After Child Protective Services, “CPS” or the “department”, has finished their investigation into an allegation of abuse or neglect, the investigation will be done and the department will make a ruling. That ruling is called a disposition and can result in the following scenarios: 1) the case is closed altogether, 2) the department makes a request for the referral of services, 3) the department makes a request for the family to sign a safety plan, or 4) CPS determines that there is a threat to the safety of the child(ren) to the point that immediate removal of the child from the home is necessary and will request a legal case be opened to remove the child(ren).
When the department offers services, or a safety plan, know that this request is voluntary. That means you can choose whether or not to sign the plan or do the requested services. However, should you not be in agreement, not contact the investigator back, or act in any way that indicates you do not wish to comply with the department’s request, and if the department believes the child is still at risk for abuse or neglect, it is likely that the department will file documents with the court to start a legal case and ask a Judge to intervene.
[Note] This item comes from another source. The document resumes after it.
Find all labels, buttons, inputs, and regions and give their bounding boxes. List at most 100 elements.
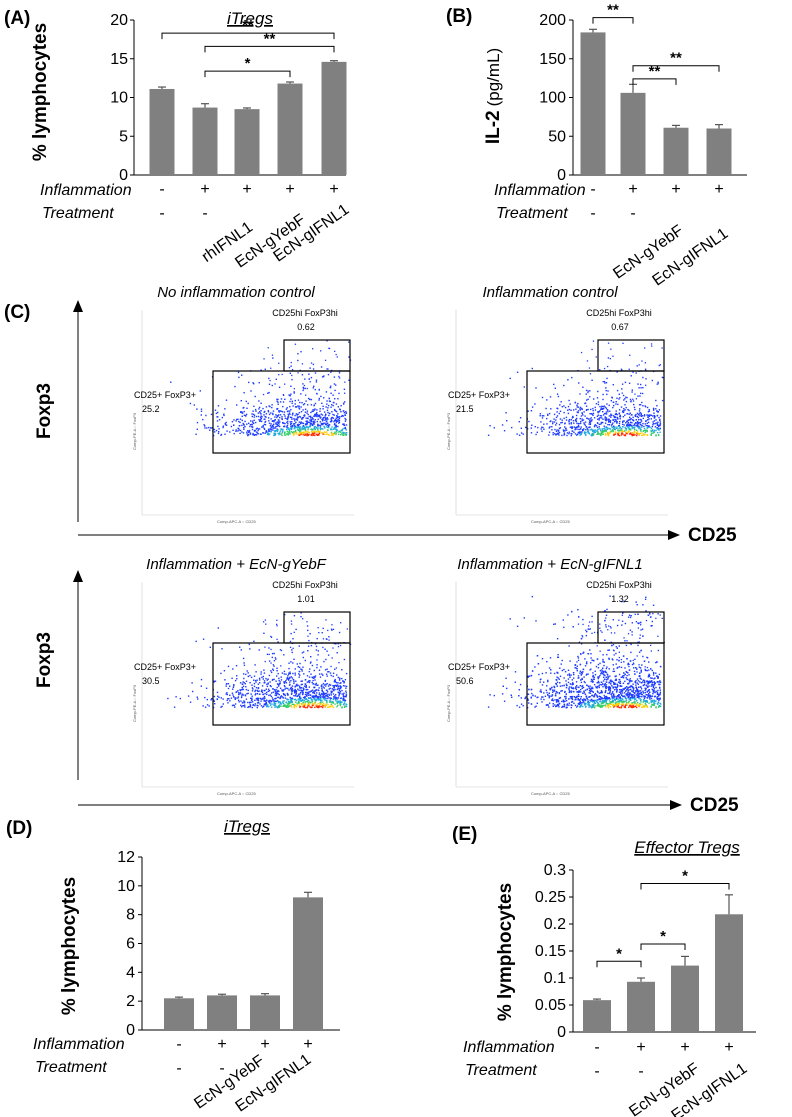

If the department believes opening a legal case is necessary, then the department will file a lawsuit asking a judge to remove the children from your care and appoint the department as Managing Conservator of the child(ren). In this situation the department is asking to be in charge of the welfare of your child(ren) and have the legal right to make all decisions regarding medical treatment, school, and where the child(ren) will live. If this request is granted the child(ren) will be legally removed from you, the department will act on behalf of the children, and you will be required to work services to get the child(ren) back into your home. The biggest difference between a safety plan and a legal case is that in a legal case you are facing the termination of your parental rights if you do not complete your services, meaning you face all of your rights being taking away, including the ability to see your children.
It is always important to ask questions if you do not understand what a term means or what is being asked of you. Often the department will put pressure on a family to act immediately. However, if you are uncertain about how you should proceed, if you don’t feel comfortable, or if you have more questions that were not answered by the department, you always have the right to speak to an attorney.